The play has been performed by Mabou Mines in Boston and New York City, and by the Prop Theatre in Chicago, and the Evidence Room in Los Angeles. The Evidence Room production received positive reviews including one from the Los Angeles Times which stated that "the piece is vintage Dick, fluctuating between the inventive and the paranoiac."

===Film ===
On February 1, 2004, Variety announced that Utopia Pictures & Television had acquired the rights to produce adaptations of three of Dick's novels: Flow My Tears, the Policeman Said, VALIS and Radio Free Albemuth. In 2007, The Halcyon Company acquired the first-look rights to Dick's works, and in May 2009 they announced that after Terminator Salvation (2009), they would next adapt Flow My Tears, the Policeman Said.

The book is referenced in the 2001 film Waking Life and in Richard Kelly's 2006 film Southland Tales, in which an underground revolutionary dressed as a police officer (played by Jon Lovitz) says, "Flow my tears" as he shoots two rivals. Also, two of the main characters are Roland and Ronald Taverner.

===Music ===
Gary Numan referenced the novel in the 1978 song "Listen to the Sirens" from the debut Tubeway Army album. The song opens with the lyric, "'Flow my tears', the new police song."

The Human League used a character named Jason Taverner as the host of their elusive 1979 demo tape, which has since become known by fans as the Taverner Tape. Taverner introduces each of the songs and mentions that he hosts his own network TV show.

American grindcore band Discordance Axis, released a song by the same name on their 1997 album Jouhou. Discordance Axis were influenced by cyberpunk and science fiction.

Avant-Pop collective MMC Ensemble, references the novel on their first release, Twin Lovers within the songs "Montgomery L. Hopkins", "Jason Taverner Does Not Exist", "Sixes", "Watts Proper", and "Twin Lovers".

The American indie rock band Built to Spill released a song, "Nowhere Nothin' Fuckup" on their 1993 album Ultimate Alternative Wavers.
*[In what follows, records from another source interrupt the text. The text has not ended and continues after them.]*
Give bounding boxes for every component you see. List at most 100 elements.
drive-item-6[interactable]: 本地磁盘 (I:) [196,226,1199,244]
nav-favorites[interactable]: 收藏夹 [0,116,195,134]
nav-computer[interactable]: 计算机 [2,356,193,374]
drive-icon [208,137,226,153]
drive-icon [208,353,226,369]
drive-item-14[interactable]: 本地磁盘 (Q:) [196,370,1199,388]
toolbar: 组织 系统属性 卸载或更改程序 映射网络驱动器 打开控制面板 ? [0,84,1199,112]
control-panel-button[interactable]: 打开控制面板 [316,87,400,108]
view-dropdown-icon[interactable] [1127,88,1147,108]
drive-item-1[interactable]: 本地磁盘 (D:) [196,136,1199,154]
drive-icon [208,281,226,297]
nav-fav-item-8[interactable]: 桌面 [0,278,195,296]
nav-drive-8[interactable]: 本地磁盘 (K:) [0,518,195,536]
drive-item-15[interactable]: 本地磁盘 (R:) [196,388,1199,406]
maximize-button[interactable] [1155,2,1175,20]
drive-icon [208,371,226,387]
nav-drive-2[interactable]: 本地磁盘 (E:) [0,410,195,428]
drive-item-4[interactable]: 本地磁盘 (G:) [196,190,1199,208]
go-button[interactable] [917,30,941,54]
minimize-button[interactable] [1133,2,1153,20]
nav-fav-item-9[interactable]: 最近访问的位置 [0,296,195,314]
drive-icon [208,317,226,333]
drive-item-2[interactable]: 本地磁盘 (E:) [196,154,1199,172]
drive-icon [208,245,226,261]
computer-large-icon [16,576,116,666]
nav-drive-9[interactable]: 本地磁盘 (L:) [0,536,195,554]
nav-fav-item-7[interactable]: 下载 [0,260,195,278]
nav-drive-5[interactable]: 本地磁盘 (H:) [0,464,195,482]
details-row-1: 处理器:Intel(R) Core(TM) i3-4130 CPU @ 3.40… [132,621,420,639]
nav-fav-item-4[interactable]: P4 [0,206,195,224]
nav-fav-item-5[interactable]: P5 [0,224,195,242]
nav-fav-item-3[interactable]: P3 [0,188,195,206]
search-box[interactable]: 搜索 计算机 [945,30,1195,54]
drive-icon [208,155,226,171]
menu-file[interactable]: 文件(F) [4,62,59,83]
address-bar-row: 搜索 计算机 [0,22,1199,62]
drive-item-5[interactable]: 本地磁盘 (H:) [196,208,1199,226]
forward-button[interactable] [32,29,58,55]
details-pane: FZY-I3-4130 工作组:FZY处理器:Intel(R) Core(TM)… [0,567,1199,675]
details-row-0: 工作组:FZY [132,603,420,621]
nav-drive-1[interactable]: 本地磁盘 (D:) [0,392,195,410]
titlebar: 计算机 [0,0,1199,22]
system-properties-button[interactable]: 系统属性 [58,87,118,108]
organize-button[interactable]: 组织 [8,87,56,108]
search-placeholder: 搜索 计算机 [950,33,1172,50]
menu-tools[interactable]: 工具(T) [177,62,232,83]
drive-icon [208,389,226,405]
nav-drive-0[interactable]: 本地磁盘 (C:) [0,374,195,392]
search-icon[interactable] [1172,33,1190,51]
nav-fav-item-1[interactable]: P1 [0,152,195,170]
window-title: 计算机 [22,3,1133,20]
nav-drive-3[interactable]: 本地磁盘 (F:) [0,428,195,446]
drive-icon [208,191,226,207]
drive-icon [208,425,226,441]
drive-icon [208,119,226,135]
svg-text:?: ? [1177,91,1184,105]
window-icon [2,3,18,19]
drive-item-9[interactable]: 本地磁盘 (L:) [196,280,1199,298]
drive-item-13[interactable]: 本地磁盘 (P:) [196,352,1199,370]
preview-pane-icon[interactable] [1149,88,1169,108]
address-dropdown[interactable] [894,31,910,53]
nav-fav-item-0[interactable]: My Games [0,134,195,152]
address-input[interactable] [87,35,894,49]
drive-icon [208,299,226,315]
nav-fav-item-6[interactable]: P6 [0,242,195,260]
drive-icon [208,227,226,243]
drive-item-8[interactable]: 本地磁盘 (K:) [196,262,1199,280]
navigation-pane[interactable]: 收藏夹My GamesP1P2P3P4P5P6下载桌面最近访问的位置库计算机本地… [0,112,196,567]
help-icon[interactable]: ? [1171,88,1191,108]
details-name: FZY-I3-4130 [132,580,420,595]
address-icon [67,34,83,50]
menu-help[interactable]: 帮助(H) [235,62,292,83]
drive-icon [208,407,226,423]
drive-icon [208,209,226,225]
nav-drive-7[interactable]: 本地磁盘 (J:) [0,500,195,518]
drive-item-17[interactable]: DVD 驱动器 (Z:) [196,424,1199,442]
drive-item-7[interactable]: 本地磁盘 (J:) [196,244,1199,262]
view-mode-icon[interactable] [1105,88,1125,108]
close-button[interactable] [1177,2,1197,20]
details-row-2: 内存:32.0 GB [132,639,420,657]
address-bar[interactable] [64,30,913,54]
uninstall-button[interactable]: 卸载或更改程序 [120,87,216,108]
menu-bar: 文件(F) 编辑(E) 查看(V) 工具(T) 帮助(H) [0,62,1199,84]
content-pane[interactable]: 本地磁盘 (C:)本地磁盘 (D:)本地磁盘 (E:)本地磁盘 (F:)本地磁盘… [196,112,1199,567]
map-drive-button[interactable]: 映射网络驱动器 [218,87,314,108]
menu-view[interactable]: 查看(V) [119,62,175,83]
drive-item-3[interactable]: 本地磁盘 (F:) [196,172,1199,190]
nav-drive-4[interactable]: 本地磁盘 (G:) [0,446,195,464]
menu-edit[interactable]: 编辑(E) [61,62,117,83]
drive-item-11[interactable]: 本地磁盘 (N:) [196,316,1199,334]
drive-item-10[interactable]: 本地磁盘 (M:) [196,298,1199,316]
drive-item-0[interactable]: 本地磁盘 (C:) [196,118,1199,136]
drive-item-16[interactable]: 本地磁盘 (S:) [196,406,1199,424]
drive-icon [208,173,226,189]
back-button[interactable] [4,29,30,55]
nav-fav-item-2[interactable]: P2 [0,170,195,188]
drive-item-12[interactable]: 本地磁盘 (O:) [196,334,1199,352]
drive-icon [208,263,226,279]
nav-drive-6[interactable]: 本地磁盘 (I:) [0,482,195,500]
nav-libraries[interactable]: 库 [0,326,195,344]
The song on the album has the same name as protagonist Jason Taverner's hit played repeatedly on the jukebox by character Anne Dominic in the coffee shop in the novel.

American bass guitar player Stu Hamm released a Philip K. Dick themed solo album in 1998 titled Radio Free Albemuth featuring the song "Flow My Tears".

In 2019, American electronic musician Adderall Canyonly released a concept album based off the novel, intended as a literary soundtrack.